Friday, August 28, 2015

I May Have Not Posted This (Or, Did Lord Jim Really Jump?)

These are strong arguments against free will; but recent scientific research has weakened it even more. In Benjamin Libet's work on 'the half-second delay', it has been shown that the electrical impulse that initiates action occurs half a second before we take the conscious decision to act. We think of ourselves as deliberating what to do, then doing it. In fact, in nearly the whole of our lives, our actions are initiated unconsciously: the brain makes us ready for action, then we have the experience of acting. As Libet and his colleagues put it:
" . . . the brain evidently 'decides' to initiate, or, at the least, prepare to initiate the act at a time before there is any reportable subjective awareness that such a decision has taken place . . . cerebral initiation even of a spontaneous voluntary act . . . can and usually does being unconsciously."
If we do not act in the way we think we do, the reason is partly to do with the bandwidth of consciousness - its ability to transmit information in terms of bits per second. This is much too narrow to be able to register the information we routinely receive and act on.

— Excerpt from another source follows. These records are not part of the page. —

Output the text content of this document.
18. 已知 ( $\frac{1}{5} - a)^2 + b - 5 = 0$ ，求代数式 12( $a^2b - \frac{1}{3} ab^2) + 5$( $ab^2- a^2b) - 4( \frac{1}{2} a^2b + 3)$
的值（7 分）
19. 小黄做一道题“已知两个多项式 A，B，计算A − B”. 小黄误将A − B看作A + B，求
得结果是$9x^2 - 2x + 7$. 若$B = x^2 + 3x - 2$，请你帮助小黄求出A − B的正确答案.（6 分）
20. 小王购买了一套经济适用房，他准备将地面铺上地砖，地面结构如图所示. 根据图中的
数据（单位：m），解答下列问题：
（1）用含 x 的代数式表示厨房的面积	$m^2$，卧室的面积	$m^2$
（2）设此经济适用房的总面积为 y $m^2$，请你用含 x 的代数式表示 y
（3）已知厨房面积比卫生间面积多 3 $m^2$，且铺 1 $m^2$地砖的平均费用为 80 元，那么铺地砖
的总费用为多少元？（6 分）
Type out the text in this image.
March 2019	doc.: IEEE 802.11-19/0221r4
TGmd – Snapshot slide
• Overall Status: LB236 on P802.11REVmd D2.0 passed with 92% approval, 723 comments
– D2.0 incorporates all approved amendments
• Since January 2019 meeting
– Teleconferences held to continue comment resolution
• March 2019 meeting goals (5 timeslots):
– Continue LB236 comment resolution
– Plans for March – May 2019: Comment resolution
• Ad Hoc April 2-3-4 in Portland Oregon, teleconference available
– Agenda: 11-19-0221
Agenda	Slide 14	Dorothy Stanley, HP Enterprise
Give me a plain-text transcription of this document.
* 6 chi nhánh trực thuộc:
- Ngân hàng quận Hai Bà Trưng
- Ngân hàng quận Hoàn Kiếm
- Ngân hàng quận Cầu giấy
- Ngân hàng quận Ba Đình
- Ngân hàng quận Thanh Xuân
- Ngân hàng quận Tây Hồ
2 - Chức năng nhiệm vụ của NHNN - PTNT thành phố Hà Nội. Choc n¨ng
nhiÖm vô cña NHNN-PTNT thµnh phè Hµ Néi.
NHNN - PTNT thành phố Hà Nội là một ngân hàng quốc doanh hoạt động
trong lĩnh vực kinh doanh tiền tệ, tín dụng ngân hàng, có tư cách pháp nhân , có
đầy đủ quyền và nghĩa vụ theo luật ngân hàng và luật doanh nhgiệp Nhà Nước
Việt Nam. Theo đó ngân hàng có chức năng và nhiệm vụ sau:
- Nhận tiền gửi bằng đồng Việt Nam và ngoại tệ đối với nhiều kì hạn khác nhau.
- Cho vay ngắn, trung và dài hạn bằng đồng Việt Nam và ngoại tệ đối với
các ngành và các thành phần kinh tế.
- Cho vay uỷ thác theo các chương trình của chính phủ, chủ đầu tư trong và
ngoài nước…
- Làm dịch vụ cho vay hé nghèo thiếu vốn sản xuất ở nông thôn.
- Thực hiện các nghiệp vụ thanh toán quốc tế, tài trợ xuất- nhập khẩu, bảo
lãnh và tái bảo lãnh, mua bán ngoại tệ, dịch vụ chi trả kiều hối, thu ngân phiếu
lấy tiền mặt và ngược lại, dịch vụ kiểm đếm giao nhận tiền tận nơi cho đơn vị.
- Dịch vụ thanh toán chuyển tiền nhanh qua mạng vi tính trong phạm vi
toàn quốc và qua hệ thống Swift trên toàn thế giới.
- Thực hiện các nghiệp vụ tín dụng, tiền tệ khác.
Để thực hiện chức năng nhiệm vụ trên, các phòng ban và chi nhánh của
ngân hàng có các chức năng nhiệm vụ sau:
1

As organisms active in the world, we process perhaps 14 million bits of information per second. The bandwidth of consciousness is around eighteen bits. This means we have conscious access to about a millionth of the information we daily use to survive.
The upshot of neuroscientific research is that we cannot be the authors of our own acts. Libet does retain a faint shadow of free will in his notion of the veto - the capacity of consciousness to stall or abort an act that the brain has initiated. The trouble is that we can never know when - of if - we have exercised the veto. Our subjective experience is frequently, perhaps always, ambiguous.
Gray, John. Straw Dogs: Thoughts on Humans and Other Animals. New York: Farrar, Strauss and Giroux, 2002, 66-67.